Integration strategies for toxicity data from an empirical perspective

Abstract

The recent development of information techniques, especially the state-of-the-art “big data” solutions, enables the extracting, gathering, and processing large amount of toxicity information from multiple sources. Facilitated by this technology advance, a framework named integrated testing strategies (ITS) has been proposed in the predictive toxicology domain, in an effort to intelligently jointly use multiple heterogeneous toxicity data records (through data fusion, grouping, interpolation/extrapolation etc.) for toxicity assessment. This will ultimately contribute to accelerating the development cycle of chemical products, reducing animal use, and decreasing development costs.
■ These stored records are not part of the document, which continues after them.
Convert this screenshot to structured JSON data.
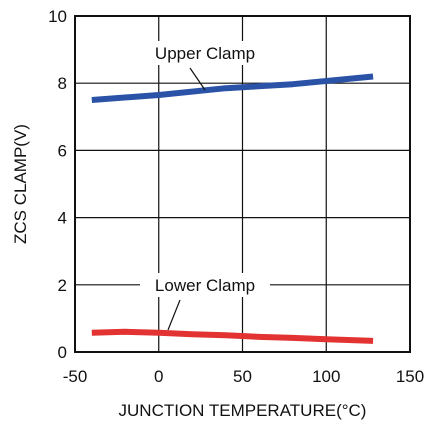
{
  "chart_data": {
    "type": "line",
    "title": "",
    "xlabel": "JUNCTION TEMPERATURE(°C)",
    "ylabel": "ZCS CLAMP(V)",
    "xlim": [
      -50,
      150
    ],
    "ylim": [
      0,
      10
    ],
    "xticks": [
      -50,
      0,
      50,
      100,
      150
    ],
    "yticks": [
      0,
      2,
      4,
      6,
      8,
      10
    ],
    "xtick_labels": [
      "-50",
      "0",
      "50",
      "100",
      "150"
    ],
    "ytick_labels": [
      "0",
      "2",
      "4",
      "6",
      "8",
      "10"
    ],
    "grid": true,
    "legend": "none",
    "series": [
      {
        "name": "Upper Clamp",
        "color": "#2a52a6",
        "x": [
          -40,
          0,
          40,
          80,
          128
        ],
        "y": [
          7.5,
          7.65,
          7.85,
          7.97,
          8.2
        ]
      },
      {
        "name": "Lower Clamp",
        "color": "#e23232",
        "x": [
          -40,
          -20,
          0,
          20,
          40,
          60,
          80,
          100,
          128
        ],
        "y": [
          0.57,
          0.6,
          0.57,
          0.53,
          0.5,
          0.45,
          0.42,
          0.38,
          0.33
        ]
      }
    ]
  }
}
Most of the current study in ITS is based on a group of consensus processes, termed weight of evidence (WoE), which quantitatively integrate all the relevant data instances towards the same endpoint into an integrated decision supported by data quality. Several WoE implementations for the particular case of toxicity data fusion have been presented in the literature, which are collectively studied in this paper. Noting that these uncertainty handling methodologies are usually not simply developed from conventional probability theory due to the unavailability of big datasets, this paper first investigates the mathematical foundations of these approaches. Then, the investigated data integration models are applied to a representative case in the predictive toxicology domain, with the experimental results compared and analysed.